The proposed contract offers incentive pay increases for officers who are military veterans, can speak a second language and officers with higher education degrees.
There are also big pay bumps for ranking officers and for longevity.
The pay increases are designed to attract and keep experienced leaders in the department, according to Chief Kenton Buckner. Under the current pay structure, rank-and-file officers sometimes make more than their superiors, mostly due to overtime pay. Many officers retire after 20 years, once they are able to collect a full pension.
“Our goal with these four terms – residency, rank differential, longevity increases and incentives for education, language and military service – is to build a stronger police force for the people of this city,” Buckner said in a statement to syracuse.com. “With more officers able to speak a language other than English, we can better serve the diverse residents of the city.”
The contract includes an option to try a new schedule for officers if the department reaches a staffing level of 450 officers. There are currently 403 officers, including 43 recruits.
If that level is reached, the city and PBA agreed to try putting officers on 10-hour shifts on a rotating 4/3, 4/4 schedule. That means cops would work four days, followed by four days off, then work four more days, followed by three days off.
Officers currently work four days on, two days off, on eight-hour shifts. A syracuse.com review last year found that the schedule meant officers work 17 days fewer than other city employees. The schedule also contributed to higher overtime costs. The average officer worked 7.5 hours of overtime per week in 2017 — nearly one full shift.
After a year using the pilot schedule, the city and the union will review the results and decide whether to revert back to the existing schedule.
Frank Caliva, the city’s chief administrative officer, said the negotiation process, which was about six months long, was unlike many previous contract settlements. The two sides agreed to a series of objectives before deciding on specific contract points.
Most important, Caliva said, was rewarding and incentivizing professionalism and experience. Officers on the force more than 20 years used to be paid $2,200 extra, with a $200 bump each year after 20. That’s been upped to $10,000 after year 20.
Pay for sergeants, lieutenants and captains jumped anywhere from 9 to 19 percent. Captains with more than three years in the job will now make a base salary of $109,000, compared to the $91,226 they currently make. Caliva said the higher pay will encourage more officers to seek leadership positions.

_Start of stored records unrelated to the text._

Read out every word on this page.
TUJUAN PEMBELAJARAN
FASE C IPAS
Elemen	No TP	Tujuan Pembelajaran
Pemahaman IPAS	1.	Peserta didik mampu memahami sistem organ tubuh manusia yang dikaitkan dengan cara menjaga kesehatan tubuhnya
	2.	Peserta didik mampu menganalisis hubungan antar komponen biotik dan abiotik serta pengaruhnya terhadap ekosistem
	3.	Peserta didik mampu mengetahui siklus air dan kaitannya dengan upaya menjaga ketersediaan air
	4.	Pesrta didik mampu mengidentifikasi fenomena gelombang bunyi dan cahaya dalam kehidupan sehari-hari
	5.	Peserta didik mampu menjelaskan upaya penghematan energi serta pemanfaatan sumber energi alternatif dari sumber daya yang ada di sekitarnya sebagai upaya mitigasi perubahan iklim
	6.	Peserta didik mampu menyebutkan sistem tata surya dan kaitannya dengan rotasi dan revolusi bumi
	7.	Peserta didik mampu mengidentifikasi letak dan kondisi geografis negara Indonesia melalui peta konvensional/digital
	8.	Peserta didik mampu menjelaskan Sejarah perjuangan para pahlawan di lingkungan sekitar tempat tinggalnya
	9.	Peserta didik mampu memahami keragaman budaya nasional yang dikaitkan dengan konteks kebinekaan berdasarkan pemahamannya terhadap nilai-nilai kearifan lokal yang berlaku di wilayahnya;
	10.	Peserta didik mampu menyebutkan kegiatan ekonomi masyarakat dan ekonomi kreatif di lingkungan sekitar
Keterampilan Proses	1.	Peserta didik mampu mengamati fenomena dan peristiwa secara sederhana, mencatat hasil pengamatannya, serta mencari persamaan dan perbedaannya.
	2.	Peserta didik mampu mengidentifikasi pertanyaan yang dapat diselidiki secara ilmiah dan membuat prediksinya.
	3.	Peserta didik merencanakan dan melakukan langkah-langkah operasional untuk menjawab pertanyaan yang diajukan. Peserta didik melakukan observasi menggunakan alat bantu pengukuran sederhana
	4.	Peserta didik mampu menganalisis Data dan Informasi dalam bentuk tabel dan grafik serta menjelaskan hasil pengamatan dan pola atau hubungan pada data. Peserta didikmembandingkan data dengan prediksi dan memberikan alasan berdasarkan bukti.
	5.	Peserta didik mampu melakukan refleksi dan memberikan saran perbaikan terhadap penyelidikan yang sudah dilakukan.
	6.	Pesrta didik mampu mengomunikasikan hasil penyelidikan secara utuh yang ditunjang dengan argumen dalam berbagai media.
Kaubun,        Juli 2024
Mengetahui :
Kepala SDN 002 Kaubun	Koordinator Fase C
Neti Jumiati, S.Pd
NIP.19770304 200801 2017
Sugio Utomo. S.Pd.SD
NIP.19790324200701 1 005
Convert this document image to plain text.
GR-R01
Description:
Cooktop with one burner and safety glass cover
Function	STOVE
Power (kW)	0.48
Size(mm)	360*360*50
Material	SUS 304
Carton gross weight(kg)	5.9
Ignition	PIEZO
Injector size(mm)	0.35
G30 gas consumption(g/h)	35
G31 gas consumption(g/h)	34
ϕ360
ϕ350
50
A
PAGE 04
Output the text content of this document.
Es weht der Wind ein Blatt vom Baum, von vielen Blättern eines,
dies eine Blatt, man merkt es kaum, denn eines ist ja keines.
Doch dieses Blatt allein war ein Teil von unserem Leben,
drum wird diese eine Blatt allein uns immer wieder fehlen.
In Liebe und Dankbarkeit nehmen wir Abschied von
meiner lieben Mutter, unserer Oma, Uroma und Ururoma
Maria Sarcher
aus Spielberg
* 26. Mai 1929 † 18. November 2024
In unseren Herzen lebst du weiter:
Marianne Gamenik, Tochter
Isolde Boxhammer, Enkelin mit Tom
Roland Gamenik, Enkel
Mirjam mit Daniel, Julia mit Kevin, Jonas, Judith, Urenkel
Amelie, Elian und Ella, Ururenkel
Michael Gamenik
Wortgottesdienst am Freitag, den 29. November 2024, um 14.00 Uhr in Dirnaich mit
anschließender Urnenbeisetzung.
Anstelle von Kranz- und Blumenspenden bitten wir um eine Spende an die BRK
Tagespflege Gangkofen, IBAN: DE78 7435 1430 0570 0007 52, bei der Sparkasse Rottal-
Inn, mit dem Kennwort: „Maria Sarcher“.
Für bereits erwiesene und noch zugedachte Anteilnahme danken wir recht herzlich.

“One of the concerns I think we shared across the table was the willingness of folks to take the test and take on additional responsibility in leadership,” he said. “The differentials were just not sufficient.”
The base salary increases will cost about $800,000 in the first year of the contract and up to $2.5 million in the later years, Caliva said. The other incentives will also add to the department’s budget. Adding more officers, however, could cut down on overtime costs.
The residency clause is a big win for city officials, who have sought for years to make officers and other public servants a part of city neighborhoods.
When Walsh ran for mayor in 2017, syracuse.com asked whether he believed officers should be required to live in the city. He said he would negotiate a PBA contract with a “reasonable residency requirement.”
“In doing so, I will be sensitive to the concerns I’ve heard from officers regarding the safety of their families given the nature of their work,” Walsh said at the time.
The contract must still be approved by the Common Council and by the PBA. The council will discuss the contract in a committee meeting on Wednesday, Dec. 4 at noon and could vote by the end of the month. The union is expected to vote by Tuesday, Dec. 3.
Piedmonte, the union president, could not be reached for comment Tuesday afternoon.